Of course, the real reason both professional and big-time college sports wish to play on has little to do with their communities and everything to do with money. No season — no advertising income, no gate receipts, no merchandise sales. The NFL generated about $15 billion in revenue last year, and the billionaire team owners are loathe to lose any of it. The so-called Power 5 college conferences — the big dogs — collected $2.9 billion in combined revenue. They'd rather keep all of it.
(The people really hurt by cancellations are the folks whose incomes depend on game days; the vendors, ushers, maintenance staff, and security teams who work quietly and complain little.)
There is a different dynamic at the high school level, where there is ample research concerning the social importance of team support, and billions of dollars aren't in play.
We know, for example, participating in high school sports is likely to improve academic performance, reduce disciplinary actions, and teach some valuable life lessons about collaborative effort.
It helps that, particularly in smaller communities, there is familiarity. People know each other — the parents and grandparents of the athletes and the athletes themselves. Games become as much social events as competitions, and communities are drawn together for more than just a good season. We've seen that recently as Buckley, Glen Lake, and Leland all had teams make long runs in tournaments.

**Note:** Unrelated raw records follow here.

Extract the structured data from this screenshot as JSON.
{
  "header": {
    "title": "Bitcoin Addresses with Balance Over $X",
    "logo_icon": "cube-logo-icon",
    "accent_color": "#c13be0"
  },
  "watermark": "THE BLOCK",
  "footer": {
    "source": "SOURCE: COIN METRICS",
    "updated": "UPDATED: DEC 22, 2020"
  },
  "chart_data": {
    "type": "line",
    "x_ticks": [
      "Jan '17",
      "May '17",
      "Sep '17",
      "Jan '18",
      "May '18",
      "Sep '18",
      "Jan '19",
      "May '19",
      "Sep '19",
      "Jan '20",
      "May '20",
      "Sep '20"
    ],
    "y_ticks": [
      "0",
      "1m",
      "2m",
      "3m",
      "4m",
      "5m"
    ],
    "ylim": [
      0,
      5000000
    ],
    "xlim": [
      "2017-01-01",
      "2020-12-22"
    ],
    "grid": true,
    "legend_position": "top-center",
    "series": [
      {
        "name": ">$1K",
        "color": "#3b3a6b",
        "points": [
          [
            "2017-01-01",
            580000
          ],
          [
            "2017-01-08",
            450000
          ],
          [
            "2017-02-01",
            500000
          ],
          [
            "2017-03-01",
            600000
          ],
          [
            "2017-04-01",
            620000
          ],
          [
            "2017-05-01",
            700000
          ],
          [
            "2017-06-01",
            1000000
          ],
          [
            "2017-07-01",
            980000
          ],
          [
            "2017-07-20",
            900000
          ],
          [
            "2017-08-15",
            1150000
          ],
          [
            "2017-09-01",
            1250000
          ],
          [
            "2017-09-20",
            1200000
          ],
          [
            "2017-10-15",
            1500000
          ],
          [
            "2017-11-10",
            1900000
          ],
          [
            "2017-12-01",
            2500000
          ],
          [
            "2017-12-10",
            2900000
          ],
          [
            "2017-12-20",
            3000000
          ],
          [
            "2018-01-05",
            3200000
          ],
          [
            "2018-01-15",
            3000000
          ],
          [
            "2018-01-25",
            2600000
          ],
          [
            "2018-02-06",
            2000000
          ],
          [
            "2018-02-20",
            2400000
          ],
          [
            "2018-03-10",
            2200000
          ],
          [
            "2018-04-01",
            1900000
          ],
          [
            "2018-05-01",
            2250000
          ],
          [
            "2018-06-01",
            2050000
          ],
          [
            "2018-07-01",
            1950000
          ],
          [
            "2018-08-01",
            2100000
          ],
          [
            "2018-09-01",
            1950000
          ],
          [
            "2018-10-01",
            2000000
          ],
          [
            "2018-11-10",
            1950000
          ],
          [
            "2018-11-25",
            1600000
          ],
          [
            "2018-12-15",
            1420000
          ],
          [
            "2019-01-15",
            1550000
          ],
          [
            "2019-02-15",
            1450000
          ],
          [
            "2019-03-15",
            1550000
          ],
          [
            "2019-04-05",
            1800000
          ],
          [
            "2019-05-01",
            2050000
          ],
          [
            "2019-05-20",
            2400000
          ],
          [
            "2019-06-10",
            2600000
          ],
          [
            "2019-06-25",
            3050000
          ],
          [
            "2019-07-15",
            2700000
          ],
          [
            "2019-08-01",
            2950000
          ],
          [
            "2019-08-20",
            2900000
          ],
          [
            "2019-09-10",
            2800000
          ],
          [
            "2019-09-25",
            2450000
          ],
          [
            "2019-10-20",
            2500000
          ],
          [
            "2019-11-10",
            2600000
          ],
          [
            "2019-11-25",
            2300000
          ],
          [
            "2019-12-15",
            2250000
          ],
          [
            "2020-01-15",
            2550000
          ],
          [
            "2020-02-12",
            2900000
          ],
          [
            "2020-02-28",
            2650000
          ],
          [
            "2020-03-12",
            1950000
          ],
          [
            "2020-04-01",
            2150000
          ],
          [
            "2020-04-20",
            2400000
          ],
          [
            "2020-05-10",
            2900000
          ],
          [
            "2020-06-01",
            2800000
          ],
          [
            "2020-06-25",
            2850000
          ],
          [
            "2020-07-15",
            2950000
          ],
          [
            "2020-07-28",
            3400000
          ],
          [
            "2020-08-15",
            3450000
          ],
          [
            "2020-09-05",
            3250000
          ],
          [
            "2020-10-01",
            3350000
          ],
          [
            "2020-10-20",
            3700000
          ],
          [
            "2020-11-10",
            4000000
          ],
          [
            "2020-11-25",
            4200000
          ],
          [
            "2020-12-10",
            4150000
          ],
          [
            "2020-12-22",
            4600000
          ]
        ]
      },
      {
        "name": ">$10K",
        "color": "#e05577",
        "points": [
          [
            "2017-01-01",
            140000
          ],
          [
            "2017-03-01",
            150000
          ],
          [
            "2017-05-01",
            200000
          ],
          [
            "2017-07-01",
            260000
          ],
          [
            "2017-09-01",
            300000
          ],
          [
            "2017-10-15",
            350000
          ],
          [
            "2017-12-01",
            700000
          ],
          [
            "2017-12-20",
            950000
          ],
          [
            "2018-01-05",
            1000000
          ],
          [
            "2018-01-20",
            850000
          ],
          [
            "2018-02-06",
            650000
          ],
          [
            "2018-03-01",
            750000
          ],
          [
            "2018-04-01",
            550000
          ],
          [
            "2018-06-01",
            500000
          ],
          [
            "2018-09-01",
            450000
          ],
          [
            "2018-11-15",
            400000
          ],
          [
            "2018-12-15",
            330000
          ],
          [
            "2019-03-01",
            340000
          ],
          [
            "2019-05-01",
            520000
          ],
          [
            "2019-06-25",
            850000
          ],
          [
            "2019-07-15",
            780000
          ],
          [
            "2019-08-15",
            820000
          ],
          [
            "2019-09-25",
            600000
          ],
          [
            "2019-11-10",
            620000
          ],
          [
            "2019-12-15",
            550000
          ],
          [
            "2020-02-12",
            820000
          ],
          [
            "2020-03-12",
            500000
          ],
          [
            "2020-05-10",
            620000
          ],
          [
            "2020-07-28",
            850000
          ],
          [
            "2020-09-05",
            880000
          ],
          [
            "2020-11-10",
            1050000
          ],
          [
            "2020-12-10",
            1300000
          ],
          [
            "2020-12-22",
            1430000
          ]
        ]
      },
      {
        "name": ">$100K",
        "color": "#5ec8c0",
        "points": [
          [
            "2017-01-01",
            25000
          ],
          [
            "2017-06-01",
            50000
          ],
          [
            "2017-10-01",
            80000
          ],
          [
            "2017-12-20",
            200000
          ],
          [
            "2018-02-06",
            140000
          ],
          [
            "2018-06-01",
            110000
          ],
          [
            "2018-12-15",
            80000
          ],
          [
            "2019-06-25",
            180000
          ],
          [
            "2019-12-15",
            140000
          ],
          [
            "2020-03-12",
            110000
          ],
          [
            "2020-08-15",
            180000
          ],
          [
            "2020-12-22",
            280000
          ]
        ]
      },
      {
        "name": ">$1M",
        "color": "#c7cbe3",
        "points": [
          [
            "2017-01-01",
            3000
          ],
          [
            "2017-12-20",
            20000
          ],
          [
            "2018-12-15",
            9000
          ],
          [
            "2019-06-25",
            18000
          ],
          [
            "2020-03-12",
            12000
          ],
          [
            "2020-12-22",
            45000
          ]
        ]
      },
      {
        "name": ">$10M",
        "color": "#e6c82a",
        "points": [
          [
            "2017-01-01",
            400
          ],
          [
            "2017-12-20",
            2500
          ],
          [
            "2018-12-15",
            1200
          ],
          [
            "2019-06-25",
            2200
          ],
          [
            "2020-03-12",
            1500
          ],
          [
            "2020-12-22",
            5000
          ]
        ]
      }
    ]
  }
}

When the Michigan High School Athletic Association (MHSAA) announced they were postponing the fall football season until spring, there was much caterwauling. And it's true enough that some communities plan for high school football come September. But a spring season is an annoyance, not a cancellation.
It's a problem for senior athletes hoping for a chance to play at the next level; many scholarships will have already been offered before they play in the spring. But recruiters will still work to find the best players, even if it is in April and May.
More importantly, the local communities can still rally around their team, and football isn't their only opportunity to do so. Adopting the basketball or volleyball teams might be fun, too.
Sports are not insignificant, but the more money that’s involved the more temporary their unifying impact is felt. The pros and big colleges might bind us together for a big game or a season but not beyond that. It's the high school athletes for whom professional sports are just a fantasy, who can bring us together for years.